Viewers call it “absolutely terrifying” and “emotionally devastating”. Others say it is a “true masterpiece of horror”, the “greatest horror show of all time” and “the best story I have ever experienced”.
High praise indeed — and if you have seen Haunting of Hill House, a Netflix original series, then you may well agree with these comments (and then some). Haunting of Hill House is indeed enough to leave you terrified, emotionally drained and scared to turn out the lights. And you can find seven under-rated Netflix series here.
Haunting of Hill House was the first of Mike Flanagan’s Haunting anthology, which also includes Haunting of Bly Manor and The Fall of the House of Usher. It was released in 2018 and stars Michiel Huisman, Carla Gugino, Timothy Hutton, Henry Thomas, Elizabeth Reaser, Lulu Wilson, Oliver Jackson-Cohen, Kate Siegel and Victoria Pedretti.
Adapted from Shirley Jackson’s 1959 novel of the same name, it tells the story of the supernatural events that plague the Crain family on their move to Hill House, and how those effects still haunt them two decades later.
The opening of Jackson’s novel is in itself a sublime scene-setter for what is to come in the TV adaptation: “Hill House, not sane, stood by itself against its hills, holding darkness within; it had stood for eighty years and might stand for eighty more. Within, walls continued upright, bricks met neatly, floors were firm, and doors were sensibly shut; silence lay steadily against the wood and stone of Hill House, and whatever walked there, walked alone.”
Stephen King once called the novel “as nearly perfect a haunted-house tale as I have ever read”.
Be careful: from this point on, this article contains spoilers.
If you’ve seen it, you will remember utterly chilling scenes like when Steve rings his father to tell him his sister, Nell, is with him in his flat, only to be told by his father that she had just died.
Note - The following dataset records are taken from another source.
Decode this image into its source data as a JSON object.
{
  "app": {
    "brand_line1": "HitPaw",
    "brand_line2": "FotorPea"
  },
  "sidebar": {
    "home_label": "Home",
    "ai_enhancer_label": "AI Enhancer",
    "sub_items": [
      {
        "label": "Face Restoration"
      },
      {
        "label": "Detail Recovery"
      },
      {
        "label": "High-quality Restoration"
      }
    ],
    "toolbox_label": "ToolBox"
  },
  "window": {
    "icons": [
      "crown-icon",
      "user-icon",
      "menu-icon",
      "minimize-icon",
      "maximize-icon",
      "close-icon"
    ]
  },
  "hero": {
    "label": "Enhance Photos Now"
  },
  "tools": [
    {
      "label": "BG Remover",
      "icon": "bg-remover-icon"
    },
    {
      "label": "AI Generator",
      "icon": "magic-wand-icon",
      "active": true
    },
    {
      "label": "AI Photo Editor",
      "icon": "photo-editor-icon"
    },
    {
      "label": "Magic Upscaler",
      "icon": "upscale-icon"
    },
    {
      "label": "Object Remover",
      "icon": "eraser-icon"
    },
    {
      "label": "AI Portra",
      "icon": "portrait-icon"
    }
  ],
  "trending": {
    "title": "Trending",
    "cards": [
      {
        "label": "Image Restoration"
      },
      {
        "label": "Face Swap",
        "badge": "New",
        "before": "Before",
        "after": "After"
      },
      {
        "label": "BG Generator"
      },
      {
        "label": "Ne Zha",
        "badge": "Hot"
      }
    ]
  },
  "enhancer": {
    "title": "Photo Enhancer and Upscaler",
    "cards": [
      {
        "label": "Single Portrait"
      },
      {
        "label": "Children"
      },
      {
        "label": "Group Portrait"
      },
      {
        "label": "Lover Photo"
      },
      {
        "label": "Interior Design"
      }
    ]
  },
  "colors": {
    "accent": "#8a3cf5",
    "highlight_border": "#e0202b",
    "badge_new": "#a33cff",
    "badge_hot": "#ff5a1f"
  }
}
Then there’s the “car scene”, which is so terrifying it redfines the term “jump scare”. And that’s before we even mention “Bent Neck Lady”.
Film YouTuber Skip Intro says Flanagan is an “expert at hitting audiences with an unexpected horrific image” but said “that’s not the only thing that makes him a great horror editor”.
You need only glance briefly at YouTube to see people lining up to explain why Haunting of Hill House is a “masterpiece” and the “greatest horror story of all time”.
One viewer said “nothing has ever made me feel the way it did” while another said it “just changed something within me I can’t explain”.
On Reddit, one fan wrote: “A few years ago I wouldn’t have believed someone would make a horror show as splendid and full of perfection as this one. It’s a perfect ghost story mixed with an amazing plot that keeps eyes glued to your screen. And by the time you’re done, you’ll be left thinking whether it’s okay to go to the kitchen alone or sleep with the lights on. It’s the scariest show I’ve ever seen… It’s a genuine masterpiece.”
An editorial piece on Rotten Tomatoes, the review aggregator, says just one episode of Haunting of Hill House (episode six) stands on its own as “arguably the best horror entertainment to hit any screen in 2018” — and that’s the same year as the film Hereditary was released.
On Rotten Tomatoes, it has a top rating of 93%. David Fear, writing in Rolling Stone, calls it “absolutely terrifying” while Andrew Whalen writing in Newsweek says it became “a new high watermark for episodic horror”. And Sam Adams in Slate says: “It isn’t the words that stick with you. It’s the sight of the Bent-Neck Lady…”
I’ll leave you with that haunting thought.